Following the enactment of the latest COVID-19 relief bill, on average the poorest quintile of households will see annual incomes boosted ~20%, generating an increased capacity to consume for those with the highest marginal propensity to do so. Framing this against the backdrop of a structural shift toward fiscal dominance, we will see significantly higher spending and transfers to the individual bringing a lasting step-up in consumption, compounding supply constraints. That is why we see a pivotal regime change in interest rates/inflation, supercharged by the new era of fiscal dominance, green transformation and supply constraints. Using linear CPI models from a regime characterised by secular stagnation is not going to cut it with these drivers in play.
From semiconductor chips to copper, demand is on the rise while capacity remains constrained. We have underinvested in the production capacity required to meet accelerated digital adoption, green transformation and the recovered spending capacity that comes with this seismic fiscal shift.
Markets have recognised this to some extent and breakevens are on the rise, but inflation will more than “moderately overshoot” based on our methodologies, which is not sufficiently discounted yet. The continued lift in commodity prices, supply constraints, China PPI, ISM price gauges, and Empire State Manufacturing Survey’s along with other global PMI’s are all signalling 3% US CPI could be chip shot against low base effects. This maintains upwards pressure on yields given the regime change in interest rates/inflation being turbocharged by the new era of fiscal dominance, green transformation and supply constraints. Already a lot of the alpha generated YTD has been in response to a global reflationary cocktail and nascent inflation pressures, as the year progresses it will be increasingly important to be on the right side of these trends. Higher inflation, commodities, cyclicals, and higher rates.
Source: Bloomberg and Saxo Capital Markets
US Manufacturing Inflation Pressures
Empire State Manufacturing Survey - Input price increases continued to pick up, rising at the fastest pace in nearly a decade, and selling prices increased significantly.
US ISM Manufacturing PMI - Price pressures building. The survey's measure of prices paid by manufacturers jumped to a reading of 86.0, the highest since July 2008. Raw materials prices increased for the ninth consecutive month.
“Prices are rising so rapidly that many are wondering if [the situation] is sustainable. Shortages have the industry concerned for supply going forward, at least deep into the second quarter.” (Wood Products)
“Things are now out of control. Everything is a mess, and we are seeing wide-scale shortages.” (Electrical Equipment, Appliances & Components)
“We have seen our new-order log increase by 40 percent over the last two months. We are overloaded with orders and do not have the personnel to get product out the door on schedule.” (Primary Metals)
US ISM Services - Measure of prices paid jumps to highest level since 2008.

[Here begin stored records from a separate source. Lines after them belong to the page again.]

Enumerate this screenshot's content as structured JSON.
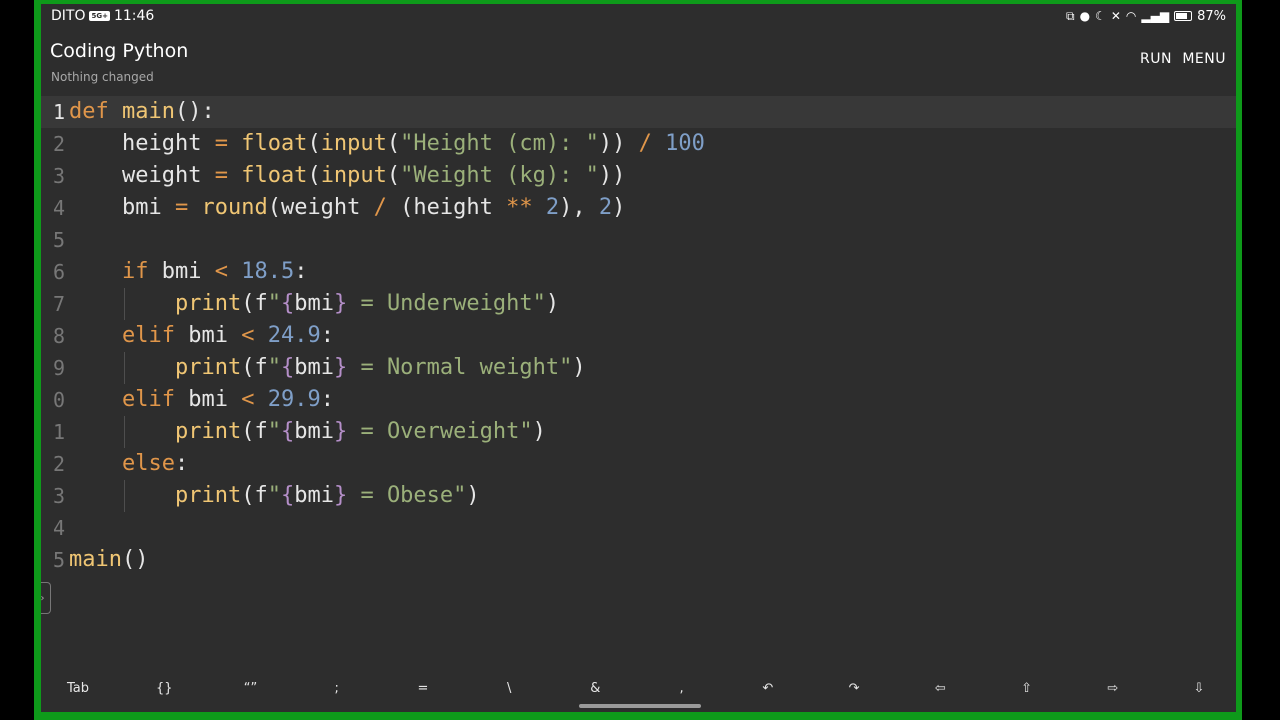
{
  "status": {
    "carrier": "DITO",
    "network_badge": "5G+",
    "time": "11:46",
    "battery": "87%",
    "icons": [
      "cast-icon",
      "mic-icon",
      "dnd-moon-icon",
      "mute-icon",
      "wifi-icon",
      "signal-icon",
      "battery-icon"
    ]
  },
  "app": {
    "title": "Coding Python",
    "subtitle": "Nothing changed",
    "run_label": "RUN",
    "menu_label": "MENU"
  },
  "editor": {
    "language": "python",
    "current_line": 1,
    "gutter": [
      "1",
      "2",
      "3",
      "4",
      "5",
      "6",
      "7",
      "8",
      "9",
      "0",
      "1",
      "2",
      "3",
      "4",
      "5"
    ],
    "lines": [
      "def main():",
      "    height = float(input(\"Height (cm): \")) / 100",
      "    weight = float(input(\"Weight (kg): \"))",
      "    bmi = round(weight / (height ** 2), 2)",
      "",
      "    if bmi < 18.5:",
      "        print(f\"{bmi} = Underweight\")",
      "    elif bmi < 24.9:",
      "        print(f\"{bmi} = Normal weight\")",
      "    elif bmi < 29.9:",
      "        print(f\"{bmi} = Overweight\")",
      "    else:",
      "        print(f\"{bmi} = Obese\")",
      "",
      "main()"
    ]
  },
  "keys": [
    {
      "name": "tab-key",
      "label": "Tab"
    },
    {
      "name": "braces-key",
      "label": "{}"
    },
    {
      "name": "quotes-key",
      "label": "“”"
    },
    {
      "name": "semicolon-key",
      "label": ";"
    },
    {
      "name": "equals-key",
      "label": "="
    },
    {
      "name": "backslash-key",
      "label": "\\"
    },
    {
      "name": "ampersand-key",
      "label": "&"
    },
    {
      "name": "comma-key",
      "label": ","
    },
    {
      "name": "undo-key",
      "label": "↶"
    },
    {
      "name": "redo-key",
      "label": "↷"
    },
    {
      "name": "left-arrow-key",
      "label": "⇦"
    },
    {
      "name": "shift-key",
      "label": "⇧"
    },
    {
      "name": "right-arrow-key",
      "label": "⇨"
    },
    {
      "name": "down-arrow-key",
      "label": "⇩"
    }
  ],
  "colors": {
    "frame": "#0e9a1a",
    "background": "#2d2d2d",
    "keyword": "#e0964a",
    "function": "#f0c674",
    "string": "#9bb07a",
    "number": "#7f9fc8"
  }
}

“Suppliers are taking the opportunity with the commodity-price increases in the last few months to propose price increases that are above and beyond normal expectations, causing significant concern. “ (Accommodation & Food Services)
“Price increases are occurring with more frequency for products containing raw materials such as copper and steel.” (Retail Trade)

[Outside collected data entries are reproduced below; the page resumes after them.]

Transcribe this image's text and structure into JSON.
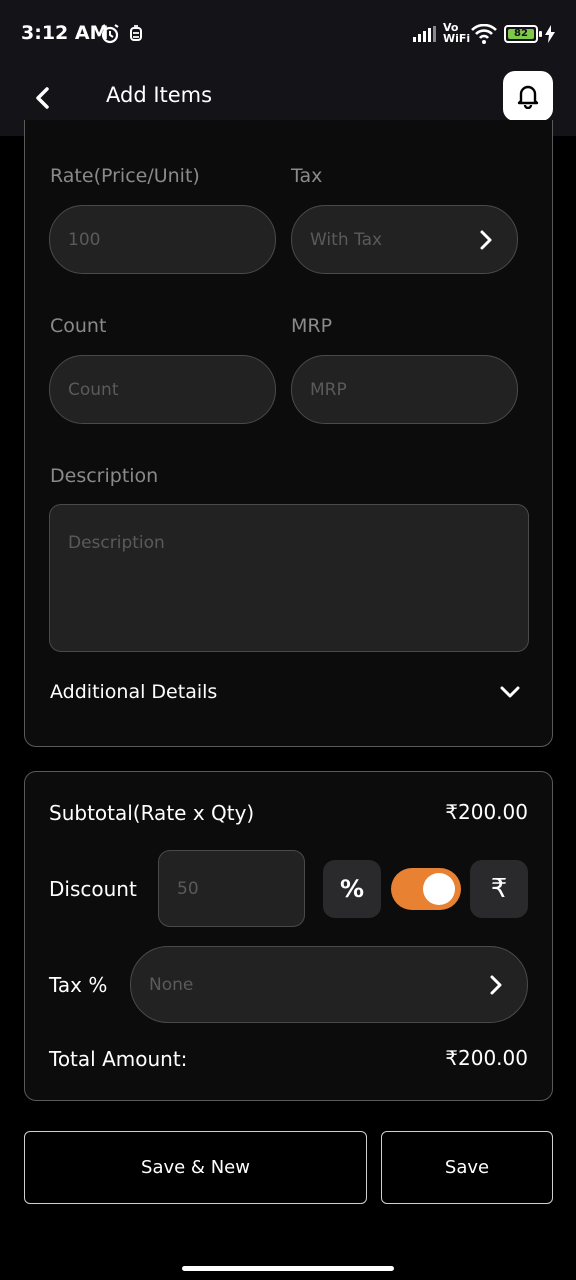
{
  "status_bar": {
    "time": "3:12 AM",
    "network": "Vo\nWiFi",
    "battery": "82",
    "icons": [
      "alarm-icon",
      "notification-icon",
      "signal-icon",
      "wifi-icon",
      "battery-icon",
      "charging-icon"
    ]
  },
  "header": {
    "title": "Add Items",
    "back_icon": "back-chevron-icon",
    "bell_icon": "bell-icon"
  },
  "form": {
    "rate_label": "Rate(Price/Unit)",
    "rate_placeholder": "100",
    "tax_label": "Tax",
    "tax_placeholder": "With Tax",
    "count_label": "Count",
    "count_placeholder": "Count",
    "mrp_label": "MRP",
    "mrp_placeholder": "MRP",
    "description_label": "Description",
    "description_placeholder": "Description",
    "additional_details": "Additional Details"
  },
  "summary": {
    "subtotal_label": "Subtotal(Rate x Qty)",
    "subtotal_value": "₹200.00",
    "discount_label": "Discount",
    "discount_placeholder": "50",
    "percent_symbol": "%",
    "rupee_symbol": "₹",
    "toggle_on": true,
    "tax_label": "Tax %",
    "tax_placeholder": "None",
    "total_label": "Total Amount:",
    "total_value": "₹200.00"
  },
  "buttons": {
    "save_new": "Save & New",
    "save": "Save"
  },
  "colors": {
    "accent": "#e98132",
    "background": "#000000",
    "input_bg": "#222223"
  }
}
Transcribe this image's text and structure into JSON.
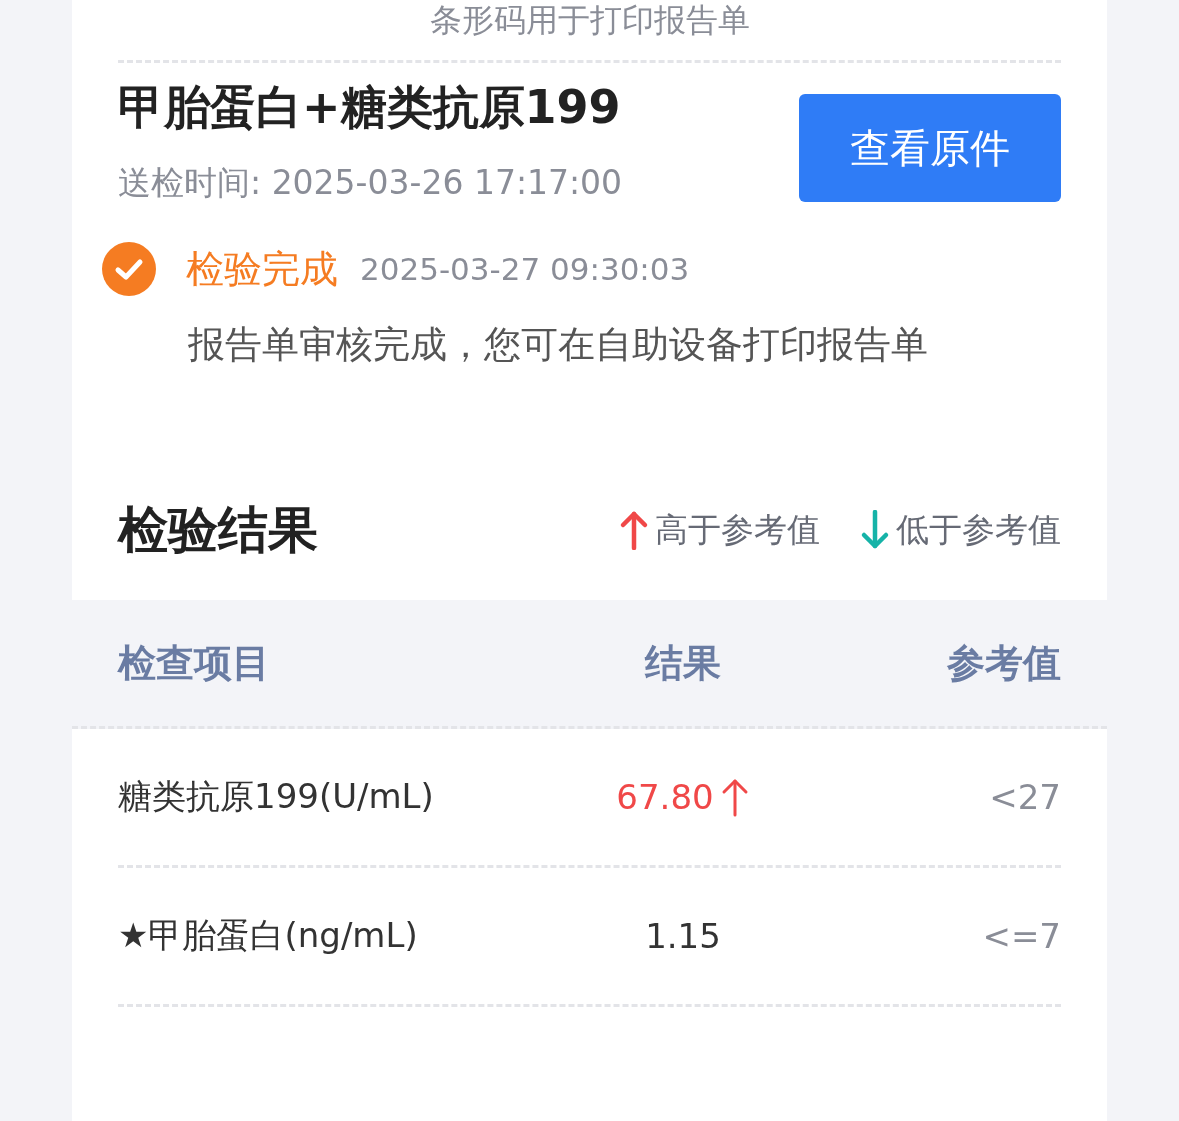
{
  "barcode_note": "条形码用于打印报告单",
  "report": {
    "title": "甲胎蛋白+糖类抗原199",
    "sent_label": "送检时间:",
    "sent_time": "2025-03-26 17:17:00",
    "view_button": "查看原件"
  },
  "status": {
    "done": true,
    "label": "检验完成",
    "time": "2025-03-27 09:30:03",
    "message": "报告单审核完成，您可在自助设备打印报告单"
  },
  "results": {
    "title": "检验结果",
    "legend": [
      {
        "kind": "high",
        "label": "高于参考值"
      },
      {
        "kind": "low",
        "label": "低于参考值"
      }
    ],
    "columns": [
      "检查项目",
      "结果",
      "参考值"
    ],
    "rows": [
      {
        "item": "糖类抗原199(U/mL)",
        "result": "67.80",
        "kind": "high",
        "reference": "<27"
      },
      {
        "item": "★甲胎蛋白(ng/mL)",
        "result": "1.15",
        "kind": "normal",
        "reference": "<=7"
      }
    ]
  }
}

Rising PPI inflation in China could drive US CPI inflation materially higher and is another indicator of price pressures. Through February the China producer price index rose 1.7% from a year earlier, and 0.8% from the prior month.

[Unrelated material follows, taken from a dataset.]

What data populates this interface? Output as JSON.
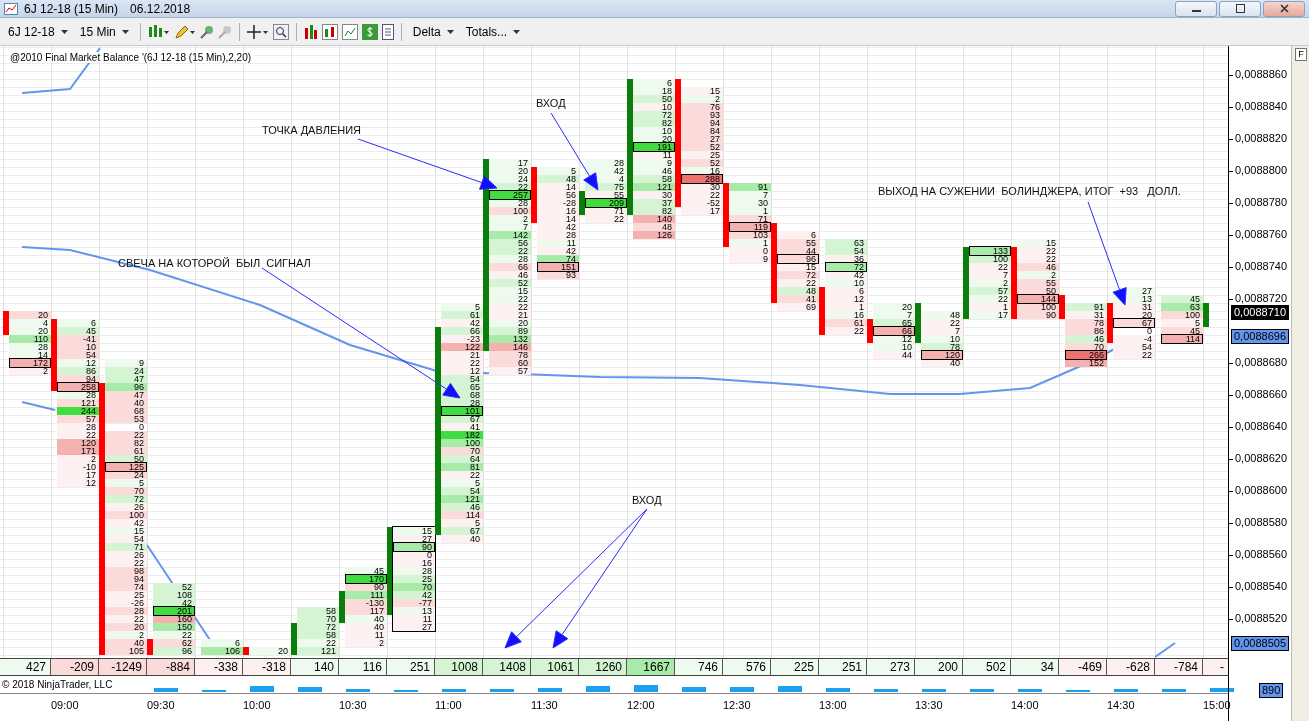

Increases in prices across almost the entire commodity complex, from copper, coal, and oil, to battery metals and rare earths, is buoying factory gate prices. China will soon start exporting those inflationary pressures to the rest of the world. An uptick in factory gate prices in China has historically held a close relationship with US headline CPI. As supply side bottlenecks build, demand picks up and input prices continue to move higher, output prices will follow.
Global Manufacturing Inflation Pressures
Eurozone PMI - Inflationary pressures as input prices rose at the fastest pace since 2011
JP Morgan Global Composite PMI (compiled by IHS Markit) - Price pressures hit 12½ year high. Survey respondents report that inflationary pressures are rising, with the global manufacturing sector facing supply chain disruption, delivery delays and rising cost pressures.
South Korea Manufacturing PMI - Price gauges hit new peaks. Supply shortages and shipping delays drive survey record rise in prices.
Taiwan Manufacturing PMI - Input costs continue to rise sharply, leading to higher.
India IHS Markit PMI - India's manufacturing sector remained steady despite cost inflation pressures.